In the example we show the generic syntax with the generic PATHPATTERN.
You create a foreign table against this structure like this:
CREATE FOREIGN TABLE table_name , EXTERNAL SECURITY authorization_object USING ( LOCATION('YOUR-OBJECT-STORE-URI') PATHPATTERN('$var1/$var2/$var3/$var4/$var5') );PATHPATTERN is optional. As an example, the PATHPATTERN in the CREATE FOREIGN statement matches the structure of the object store shown in the diagram.
You can look at the table definition with SHOW TABLE:
SHOW TABLE table_name;The table definition for the object store folder in the figure shows that the variables point to specific folders and files in the folder:
- $var1 points to the CSVDATA folder
- $var2 points to the 09380000 folder
- $var3 points to the 2018 folder
- $var4 points to the 06 folder
- $var5 points to the files, such as 27.csv, 28.csv, and so on
You can change $var names in the foreign table definition with PATHPATTERN, if you know the structure of your data.
CREATE FOREIGN TABLE table_name , EXTERNAL SECURITY authorization_object USING ( LOCATION('YOUR-OBJECT-STORE-URI') PATHPATTERN('$datatype/$site_no/$year/$month/$filename') );
If you defined the table with meaningful names, you use those names instead of $varX when referring to a $path. for example, see Using Path Variables as Columns in a View.
- Payload Filtering
- The payload column within a foreign table contains all of the values within an object.

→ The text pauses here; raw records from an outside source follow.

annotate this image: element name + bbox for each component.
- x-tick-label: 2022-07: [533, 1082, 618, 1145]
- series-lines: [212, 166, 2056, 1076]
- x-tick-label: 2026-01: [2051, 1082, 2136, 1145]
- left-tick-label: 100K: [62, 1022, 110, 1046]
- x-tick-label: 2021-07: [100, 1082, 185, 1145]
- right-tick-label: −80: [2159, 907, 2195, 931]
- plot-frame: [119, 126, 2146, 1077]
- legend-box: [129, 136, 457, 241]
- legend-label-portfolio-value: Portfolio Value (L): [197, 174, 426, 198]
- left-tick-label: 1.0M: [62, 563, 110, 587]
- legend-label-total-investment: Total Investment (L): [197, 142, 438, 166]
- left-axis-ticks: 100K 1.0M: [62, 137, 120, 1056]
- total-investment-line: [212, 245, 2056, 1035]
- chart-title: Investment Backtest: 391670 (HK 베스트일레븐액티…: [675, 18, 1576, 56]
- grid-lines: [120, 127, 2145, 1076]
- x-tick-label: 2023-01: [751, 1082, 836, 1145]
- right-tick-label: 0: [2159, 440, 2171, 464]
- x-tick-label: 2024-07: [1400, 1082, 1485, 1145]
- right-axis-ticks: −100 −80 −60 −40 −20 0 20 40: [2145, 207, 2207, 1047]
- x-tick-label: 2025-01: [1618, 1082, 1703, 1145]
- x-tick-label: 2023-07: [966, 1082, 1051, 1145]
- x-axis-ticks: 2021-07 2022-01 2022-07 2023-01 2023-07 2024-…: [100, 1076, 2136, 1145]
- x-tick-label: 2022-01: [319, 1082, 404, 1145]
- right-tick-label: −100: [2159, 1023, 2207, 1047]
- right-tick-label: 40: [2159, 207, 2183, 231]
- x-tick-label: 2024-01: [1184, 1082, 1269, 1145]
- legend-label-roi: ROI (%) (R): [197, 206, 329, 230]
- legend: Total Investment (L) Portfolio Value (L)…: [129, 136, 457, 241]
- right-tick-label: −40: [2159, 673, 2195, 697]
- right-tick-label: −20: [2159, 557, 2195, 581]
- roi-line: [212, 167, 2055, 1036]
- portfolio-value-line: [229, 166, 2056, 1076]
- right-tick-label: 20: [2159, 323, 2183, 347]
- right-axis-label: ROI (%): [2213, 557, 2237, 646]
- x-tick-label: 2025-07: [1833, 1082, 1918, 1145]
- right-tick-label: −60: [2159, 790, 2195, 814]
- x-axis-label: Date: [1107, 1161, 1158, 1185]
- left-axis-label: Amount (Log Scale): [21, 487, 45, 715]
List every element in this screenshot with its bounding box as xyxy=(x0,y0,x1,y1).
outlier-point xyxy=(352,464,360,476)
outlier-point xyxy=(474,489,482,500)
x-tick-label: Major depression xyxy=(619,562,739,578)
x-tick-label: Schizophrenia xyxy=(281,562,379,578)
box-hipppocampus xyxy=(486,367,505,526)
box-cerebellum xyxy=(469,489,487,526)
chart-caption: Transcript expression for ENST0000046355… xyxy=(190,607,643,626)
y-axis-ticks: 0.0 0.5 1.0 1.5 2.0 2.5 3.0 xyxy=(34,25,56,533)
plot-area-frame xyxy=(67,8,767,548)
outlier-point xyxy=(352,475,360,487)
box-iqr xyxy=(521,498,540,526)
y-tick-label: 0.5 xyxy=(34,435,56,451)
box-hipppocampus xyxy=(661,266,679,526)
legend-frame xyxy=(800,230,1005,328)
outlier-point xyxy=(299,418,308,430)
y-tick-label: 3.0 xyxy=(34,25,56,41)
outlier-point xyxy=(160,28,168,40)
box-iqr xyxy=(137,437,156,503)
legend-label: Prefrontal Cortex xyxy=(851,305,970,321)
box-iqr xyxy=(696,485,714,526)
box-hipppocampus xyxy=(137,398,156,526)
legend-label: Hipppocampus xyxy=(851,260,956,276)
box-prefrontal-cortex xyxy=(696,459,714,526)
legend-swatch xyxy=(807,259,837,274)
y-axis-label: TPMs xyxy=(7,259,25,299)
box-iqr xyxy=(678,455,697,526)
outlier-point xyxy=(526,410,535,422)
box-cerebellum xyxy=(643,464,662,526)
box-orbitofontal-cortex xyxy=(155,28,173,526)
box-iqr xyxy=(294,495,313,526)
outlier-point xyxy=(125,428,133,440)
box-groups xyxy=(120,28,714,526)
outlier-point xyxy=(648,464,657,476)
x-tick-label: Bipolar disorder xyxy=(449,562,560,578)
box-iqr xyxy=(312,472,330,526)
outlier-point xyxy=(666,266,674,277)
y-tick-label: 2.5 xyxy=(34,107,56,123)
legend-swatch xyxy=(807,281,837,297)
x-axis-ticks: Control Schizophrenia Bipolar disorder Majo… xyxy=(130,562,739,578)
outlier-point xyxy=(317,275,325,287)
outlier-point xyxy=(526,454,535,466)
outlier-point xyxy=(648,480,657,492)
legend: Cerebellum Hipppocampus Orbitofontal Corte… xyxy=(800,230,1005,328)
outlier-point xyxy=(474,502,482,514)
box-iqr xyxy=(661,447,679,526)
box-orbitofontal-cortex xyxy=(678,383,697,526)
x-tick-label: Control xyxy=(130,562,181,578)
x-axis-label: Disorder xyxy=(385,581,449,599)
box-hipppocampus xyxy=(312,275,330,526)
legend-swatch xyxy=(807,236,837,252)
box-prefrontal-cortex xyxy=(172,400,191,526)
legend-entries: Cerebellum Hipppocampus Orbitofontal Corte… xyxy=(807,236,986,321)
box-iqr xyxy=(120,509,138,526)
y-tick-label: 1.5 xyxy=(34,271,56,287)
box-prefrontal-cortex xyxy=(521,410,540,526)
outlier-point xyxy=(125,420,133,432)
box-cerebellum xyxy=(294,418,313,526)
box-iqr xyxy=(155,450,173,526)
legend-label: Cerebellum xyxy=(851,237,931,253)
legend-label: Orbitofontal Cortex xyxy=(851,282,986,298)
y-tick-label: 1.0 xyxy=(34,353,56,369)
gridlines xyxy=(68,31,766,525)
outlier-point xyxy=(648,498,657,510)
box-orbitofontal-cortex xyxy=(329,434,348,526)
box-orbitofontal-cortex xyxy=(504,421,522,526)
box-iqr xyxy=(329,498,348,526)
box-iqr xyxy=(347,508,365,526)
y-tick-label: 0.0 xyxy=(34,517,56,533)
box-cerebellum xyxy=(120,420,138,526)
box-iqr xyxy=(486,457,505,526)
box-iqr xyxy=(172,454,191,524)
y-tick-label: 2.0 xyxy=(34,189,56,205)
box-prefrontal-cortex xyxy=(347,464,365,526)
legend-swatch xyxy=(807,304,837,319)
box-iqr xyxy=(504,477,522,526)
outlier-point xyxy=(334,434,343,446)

- In payload filtering you apply a filter to the data itself and not to the partitioning (path key) of the object store.
- When filtering is applied to a column in the data (such as WHERE Flow > '15'), all objects in the object store have to be brought inside the database and be transformed prior to applying filtering.
- When given a choice, this is usually less efficient because it will incur greater effort at both the object store level and the database level than does path filtering.